Derrière la façade de la démocratie et de la défense, un triangle de pouvoir politique relie Taïwan, les États-Unis et le régime israélien, tandis qu’un lien triangulaire se crée pour défier la Chine. La présence du président taïwanais Lai Ching-te au dîner de l’American Israel Public Affairs Committee (AIPAC) qui s’est tenu la semaine dernière à Taipei a marqué un moment symbolique dans l’évolution de la stratégie étrangère de l’île.
S’exprimant devant un public de plus de 200 personnalités politiques américaines et israéliennes, Lai a fait l’éloge de l’entité sioniste comme un « modèle précieux » pour la défense de Taïwan et a réitéré son soutien au régime de Tel Aviv.
Évoquant le récit biblique de « David et Goliath », il a dépeint Taïwan comme le rebelle faible, une petite « démocratie » face à un géant « autoritaire », faisant référence à la Chine.
« Le peuple taïwanais se tourne souvent vers l’exemple du peuple juif lorsqu’il est confronté à des défis pour sa réputation internationale et à des menaces contre sa souveraineté de la part de la Chine. Le peuple de Taïwan ne s’est jamais découragé », a-t-il déclaré, s’adressant aux membres du groupe de pression israélien.
Ce qui semblait à première vue être un geste diplomatique de solidarité a révélé un alignement stratégique plus profond, qui rapproche Taïwan non seulement du régime israélien, mais aussi fermement dans l’architecture géopolitique du plan de Washington pour l’Asie occidentale et l’Indo-Pacifique.
« Alors que nous approfondissons nos partenariats stratégiques, investissons dans des technologies de pointe et améliorons nos capacités de défense, nous attendons avec impatience une coopération plus étroite entre Taïwan, les États-Unis et Israël sur la sécurité, le commerce et plus encore, promouvant la paix dans le détroit de Taïwan », a déclaré Lai dans un communiqué publié sur X, anciennement Twitter.
Le discours de Lai, bien que formulé dans le langage de la démocratie et des valeurs partagées, a souligné comment les dirigeants de Taïwan calquent de plus en plus leurs politiques sur la posture militarisée d’Israël et sa dépendance à l’égard du soutien américain ouvert et secret. Les parallèles ne sont pas fortuits : ils sont cultivés.
Un nouveau chapitre d’un vieux scénario
Les déclarations de Lai sont intervenues quelques jours seulement après que Taipei a annoncé le développement de son système de défense aérienne appelé « T-Dome », un projet ambitieux inspiré par le très médiatisé Dôme de fer d’Israël.
Dans les coulisses, des ingénieurs et des conseillers militaires israéliens aideraient à définir l’architecture du système, avec l’approbation de Washington.

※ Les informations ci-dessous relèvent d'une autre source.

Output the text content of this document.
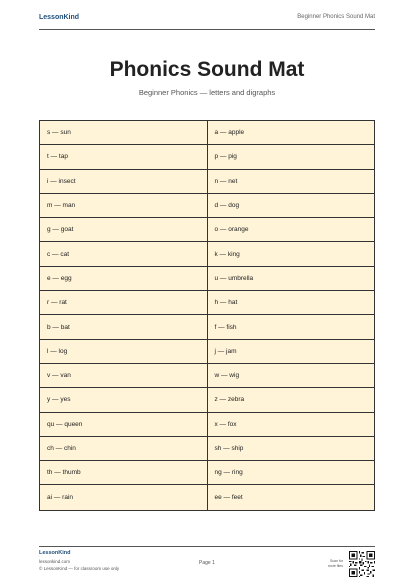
LessonKind	Beginner Phonics Sound Mat
Phonics Sound Mat
Beginner Phonics — letters and digraphs
s — sun	a — apple
t — tap	p — pig
i — insect	n — net
m — man	d — dog
g — goat	o — orange
c — cat	k — king
e — egg	u — umbrella
r — rat	h — hat
b — bat	f — fish
l — log	j — jam
v — van	w — wig
y — yes	z — zebra
qu — queen	x — fox
ch — chin	sh — ship
th — thumb	ng — ring
ai — rain	ee — feet
LessonKind
lessonkind.com
© LessonKind — for classroom use only
Page 1	Scan for
more files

La coopération a été publiquement décrite comme un « échange de technologie civile », mais les initiés militaires reconnaissent depuis longtemps que le partenariat s’étend à l’intégration radar, aux systèmes d’interception de missiles et même aux algorithmes de renseignement.
Pour Taïwan, l’adoption du modèle militaire israélien a une valeur symbolique et pratique évidente. Il véhicule une image d’autosuffisance et de dissuasion, tout en consolidant les liens militaires avec Washington par le biais d’un allié intermédiaire.
Pour le régime israélien, ce partenariat renforce son rôle d’exportateur mondial de militaires et renforce son influence en Asie de l’Est. Pour les États-Unis, cependant, le lien entre Taïwan et Israël offre un canal unique pour maintenir la pression sur la Chine, tout en maintenant un déni plausible.
Les autorités chinoises ont rapidement condamné l’initiative T-Dome, accusant Taipei de « chercher l’indépendance par la force » et avertissant que l’imitation du modèle militarisé d’Israël ne ferait qu’accroître l’instabilité dans la région.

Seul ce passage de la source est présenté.